Levée de l’immunité parlementaire de Farba Ngom : Ayib Daffé rappelle le rôle strictement encadré de l’Assemblée nationale


Levée de l’immunité parlementaire de Farba Ngom : Ayib Daffé rappelle le rôle strictement encadré de l’Assemblée nationale

La procédure de levée de l’immunité parlementaire du député Farba Ngom se poursuit à l’Assemblée nationale, à la suite de l’installation et de la ratification d’une commission ad hoc chargée d’examiner la demande. S’exprimant sur ce dossier, le président du groupe parlementaire Pastef, Ayib Daffé, a tenu à préciser le cadre institutionnel et juridique dans lequel s’inscrit cette procédure.

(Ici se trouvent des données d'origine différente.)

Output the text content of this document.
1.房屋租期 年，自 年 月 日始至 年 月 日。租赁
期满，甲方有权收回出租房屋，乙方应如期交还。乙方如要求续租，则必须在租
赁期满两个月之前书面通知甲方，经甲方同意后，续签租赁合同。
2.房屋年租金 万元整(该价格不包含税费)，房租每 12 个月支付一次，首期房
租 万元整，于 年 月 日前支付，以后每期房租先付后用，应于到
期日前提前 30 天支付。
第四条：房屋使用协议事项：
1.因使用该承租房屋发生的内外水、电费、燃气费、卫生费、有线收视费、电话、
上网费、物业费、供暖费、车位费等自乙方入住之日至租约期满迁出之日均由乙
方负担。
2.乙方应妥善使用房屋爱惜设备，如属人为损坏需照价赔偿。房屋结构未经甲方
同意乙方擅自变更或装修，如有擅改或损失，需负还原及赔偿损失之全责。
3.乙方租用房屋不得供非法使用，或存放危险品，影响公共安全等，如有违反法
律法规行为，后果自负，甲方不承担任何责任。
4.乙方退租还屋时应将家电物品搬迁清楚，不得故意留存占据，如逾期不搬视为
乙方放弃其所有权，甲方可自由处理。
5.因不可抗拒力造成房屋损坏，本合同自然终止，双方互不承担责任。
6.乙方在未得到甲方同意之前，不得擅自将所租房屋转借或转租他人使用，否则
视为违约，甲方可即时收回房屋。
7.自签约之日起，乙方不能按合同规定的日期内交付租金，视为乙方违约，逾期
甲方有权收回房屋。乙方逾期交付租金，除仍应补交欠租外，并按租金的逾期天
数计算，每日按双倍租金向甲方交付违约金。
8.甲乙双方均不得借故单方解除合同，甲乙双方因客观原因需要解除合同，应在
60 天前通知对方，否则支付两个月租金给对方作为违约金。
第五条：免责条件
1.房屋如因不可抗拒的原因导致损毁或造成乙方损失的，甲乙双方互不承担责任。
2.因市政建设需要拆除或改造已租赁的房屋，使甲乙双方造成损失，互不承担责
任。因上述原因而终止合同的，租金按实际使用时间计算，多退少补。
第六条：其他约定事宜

Selon lui, l’Assemblée nationale a été régulièrement saisie par le ministre de la Justice, sur la base d’une requête émanant du parquet. Cette saisine, a-t-il expliqué, est conforme aux articles 60 et 61 du règlement intérieur de l’institution. Ayib Daffé a rappelé que, conformément à la Constitution, les députés bénéficient de l’immunité parlementaire et que toute poursuite engagée à leur encontre, en dehors d’un cas de flagrant délit, nécessite l’autorisation préalable de l’Assemblée nationale.

La demande de levée d’immunité concerne l’honorable député Farba Ngom. Elle a été formulée par le procureur de la République près le Tribunal de grande instance de Dakar, transmise au procureur général près la Cour d’appel, puis officiellement adressée à l’Assemblée nationale par le ministre de la Justice.

Dans ce cadre, une commission ad hoc composée de onze membres a été mise en place. Elle regroupe des représentants du groupe parlementaire majoritaire, de l’opposition ainsi que des députés non-inscrits. Cette commission est chargée de conduire la phase préalable de la procédure avant toute décision en séance plénière.

Ayib Daffé a insisté sur le fait que le Parlement n’est pas une juridiction et ne se prononce ni sur la culpabilité ni sur l’innocence du député concerné. Il a rappelé que l’Assemblée nationale ne mène ni instruction judiciaire ni poursuites pénales.

La mission de la commission consiste, selon lui, à examiner la recevabilité et la régularité de la demande de levée d’immunité. Elle devra notamment s’assurer du respect des dispositions constitutionnelles et du règlement intérieur, apprécier le caractère sérieux et non arbitraire de la requête, et vérifier que les faits invoqués relèvent bien d’infractions prévues par le Code pénal, sans se prononcer sur leur matérialité.

Dans le cadre de cette procédure, le député concerné ou son conseil sera entendu par la commission. À l’issue de ses travaux, celle-ci soumettra un rapport à la séance plénière, seule habilitée à statuer sur la levée ou non de l’immunité parlementaire. La Conférence des présidents a fixé à une semaine le délai imparti à la commission pour finaliser ses travaux.